In secondo luogo, chi sostiene che il matrimonio spetta di diritto a qualsiasi tipo di coppia (o, perché no, terna o gruppo di altro tipo) non coglie che è un’iniquità evidente trattare realtà sociali diverse come se fossero uguali. Si tratta di un principio lampante: una famiglia con sette figli, a basso reddito non è uguale ad una famiglia senza figli, con alto reddito, e così via. La ratio di questa differenza sta nel fatto, appunto, che alla famiglia viene riconosciuto il compito sociale di costituire la cellula accogliente della persona, dei futuri cittadini.

Uguale è la dignità di ogni singolo individuo rispetto agli altri. Anche dire che i “cittadini sono uguali davanti alla legge” o che “hanno gli stessi diritti”, va compreso in modo corretto: i diritti di un lavoratore adulto, con un alto reddito, celibe, sono oggettivamente diversi dai diritti di uno con basso reddito o pensionato, handicappato, e dai diritti di un minore, di una lavoratrice incinta ecc. ecc.
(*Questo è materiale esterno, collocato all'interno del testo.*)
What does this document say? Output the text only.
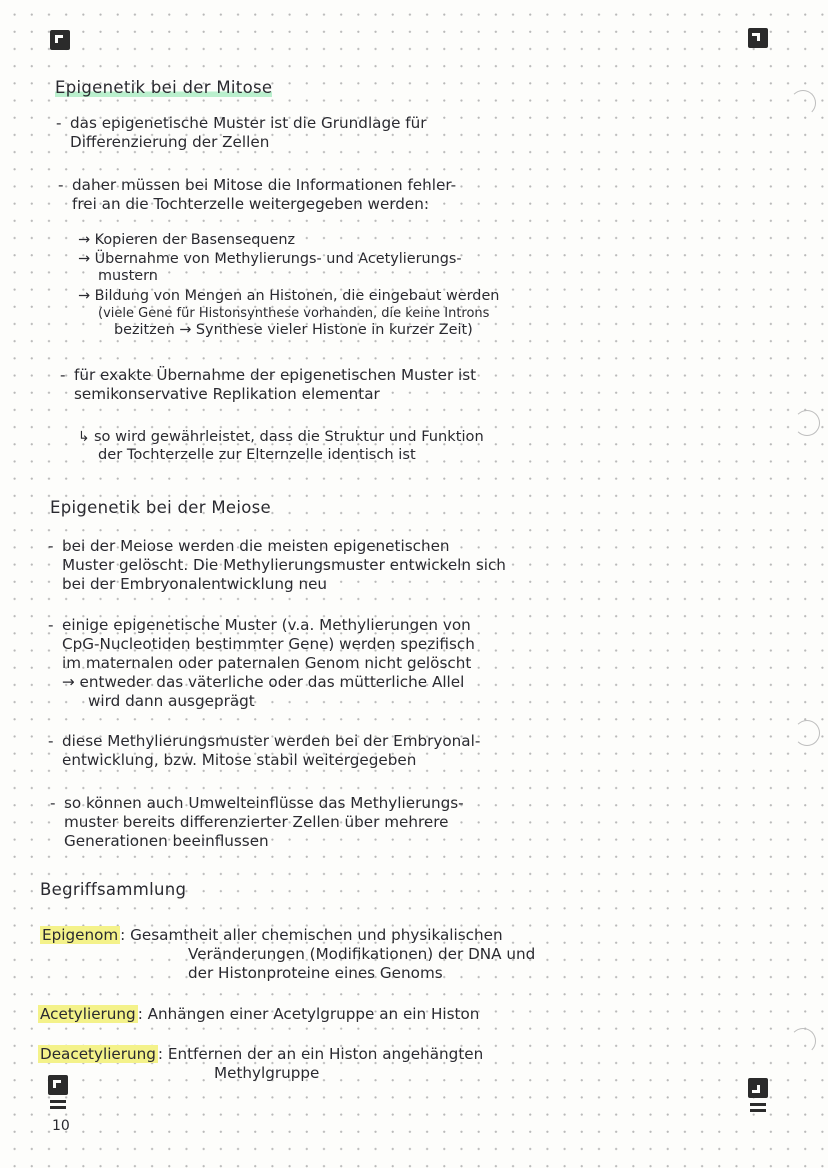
10
Epigenetik bei der Mitose
- das epigenetische Muster ist die Grundlage für
Differenzierung der Zellen
- daher müssen bei Mitose die Informationen fehler-
frei an die Tochterzelle weitergegeben werden:
→ Kopieren der Basensequenz
→ Übernahme von Methylierungs- und Acetylierungs-
mustern
→ Bildung von Mengen an Histonen, die eingebaut werden
(viele Gene für Histonsynthese vorhanden, die keine Introns
bezitzen → Synthese vieler Histone in kurzer Zeit)
- für exakte Übernahme der epigenetischen Muster ist
semikonservative Replikation elementar
↳ so wird gewährleistet, dass die Struktur und Funktion
der Tochterzelle zur Elternzelle identisch ist
Epigenetik bei der Meiose
- bei der Meiose werden die meisten epigenetischen
Muster gelöscht. Die Methylierungsmuster entwickeln sich
bei der Embryonalentwicklung neu
- einige epigenetische Muster (v.a. Methylierungen von
CpG-Nucleotiden bestimmter Gene) werden spezifisch
im maternalen oder paternalen Genom nicht gelöscht
→ entweder das väterliche oder das mütterliche Allel
wird dann ausgeprägt
- diese Methylierungsmuster werden bei der Embryonal-
entwicklung, bzw. Mitose stabil weitergegeben
- so können auch Umwelteinflüsse das Methylierungs-
muster bereits differenzierter Zellen über mehrere
Generationen beeinflussen
Begriffsammlung
Epigenom : Gesamtheit aller chemischen und physikalischen
Veränderungen (Modifikationen) der DNA und
der Histonproteine eines Genoms
Acetylierung : Anhängen einer Acetylgruppe an ein Histon
Deacetylierung : Entfernen der an ein Histon angehängten
Methylgruppe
La legge giusta DEVE trattare in modo uguale i casi uguali, ma altresì DEVE trattare in modo diverso i casi diversi.

Ma chi si prende l’onere di salvaguardare un bene comune (sempre che siamo ancora d’accordo che garantire il futuro della società umana tramite la generazione, la cura e l’educazione sia un bene comune, s’intende), risorsa collettiva che è addirittura fondante per la società intera, in una forma socialmente condivisa e vincolante come quella del matrimonio, deve essere aiutato dalla società stessa: è giusto che lo sia, è bene che lo sia, è logico che lo sia.

A meno che non si voglia negare l’assunto di base: “è bene che qualcuno si assuma il compito di garantire il seguito delle generazioni tramite l’istituto sociale della famiglia“. Se questo non è più vero, si aprono scenari di dibattito diversi e possiamo ridiscutere tutta la questione dal principio, ma fino a quando sarà socialmente un bene che qualcuno si prenda carico di dare vita e sostegno alle generazioni future, la famiglia naturale è – e resterà – il nucleo sociale fondamentale, da proteggere e salvaguardare con ogni mezzo.
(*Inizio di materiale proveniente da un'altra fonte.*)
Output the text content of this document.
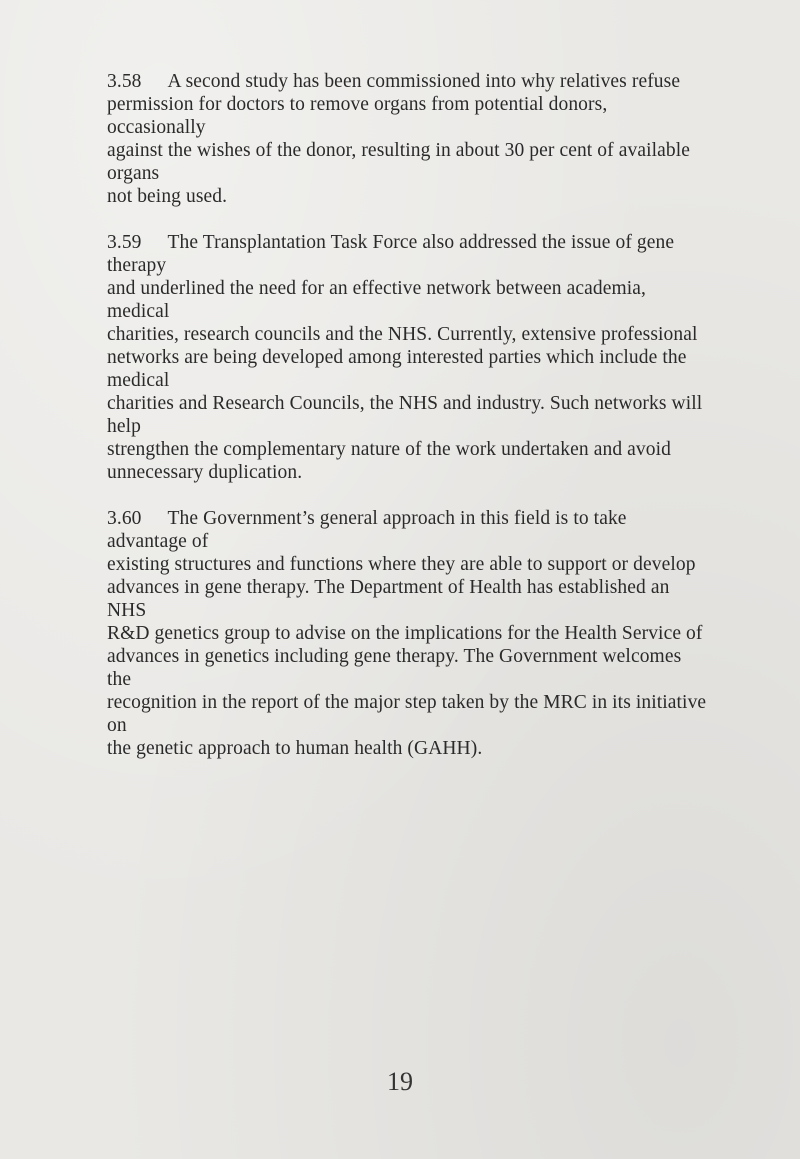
3.58 A second study has been commissioned into why relatives refuse
permission for doctors to remove organs from potential donors, occasionally
against the wishes of the donor, resulting in about 30 per cent of available organs
not being used.

3.59 The Transplantation Task Force also addressed the issue of gene therapy
and underlined the need for an effective network between academia, medical
charities, research councils and the NHS. Currently, extensive professional
networks are being developed among interested parties which include the medical
charities and Research Councils, the NHS and industry. Such networks will help
strengthen the complementary nature of the work undertaken and avoid
unnecessary duplication.

3.60 The Government’s general approach in this field is to take advantage of
existing structures and functions where they are able to support or develop
advances in gene therapy. The Department of Health has established an NHS
R&D genetics group to advise on the implications for the Health Service of
advances in genetics including gene therapy. The Government welcomes the
recognition in the report of the major step taken by the MRC in its initiative on
the genetic approach to human health (GAHH).

19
Nel voler sostenere che essere genericamente “una coppia” (o altro tipo di gruppo sociale) sia di per sé l’unico requisito sufficiente per accedere all’istituto del matrimonio, si perde di vista che la questione non è (e non può essere) la legittimità di ciò che avviene in una relazione tra adulti consenzienti, quanto piuttosto l’equiparazione forzata di realtà sociali profondamente diverse per costituzione, finalità, capacità di garantire i diritti inviolabili dei bambini e coerenza con l’assetto generale della società.

Se il matrimonio non è più quello tra uomo e donna, ma tra persone che generalmente “si amano” allora non si vede perché negarlo a tre o più amanti che decidano di vivere insieme, non necessariamente di sesso diverso, o a quattro, cinque, e via dicendo, con conseguenze evidentemente paradossali ed insostenibili: quante forme di matrimonio possibili si possono inventare?

Chi ragiona in questo modo, perde di vista che gli eventuali benefici legati al matrimonio non sono concessi ai singoli cittadini, bensì alla famiglia, ovvero alla forma sociale con cui uomo e donna si sono impegnati a garantire il futuro della società tramite il seguito delle generazioni.

Di più. La normalità e la finalità in questione non sono del singolo individuo, quanto piuttosto quella della coppia che si unisce col vincolo del matrimonio con lo scopo implicito di poter garantire la cellula sociale primaria ed idonea per accogliere la nuova vita.

Per questo, come aveva già spiegato l’antropologo Claude Lévi-Strauss, “Se è vero che la natura ha espulso l’uomo, e che la società persiste ad opprimerlo, l’uomo può almeno rovesciare a proprio vantaggio i poli del dilemma, e ricercare la società della natura per meditare in essa sulla natura della società [...] La società appartiene all’ambito della cultura, mentre la famiglia è l’emanazione, a livello sociale, di quei requisiti naturali senza i quali non ci potrebbe essere la società, né, in fondo, il genere umano. L’uomo può vincere la natura solo conformandosi alle sue leggi. Perciò la società deve dare alla famiglia un quid di riconoscimento“. (C. Lévi-Strauss, Razza e storia e altri studi di antropologia, Einaudi, pp. 92 e 176).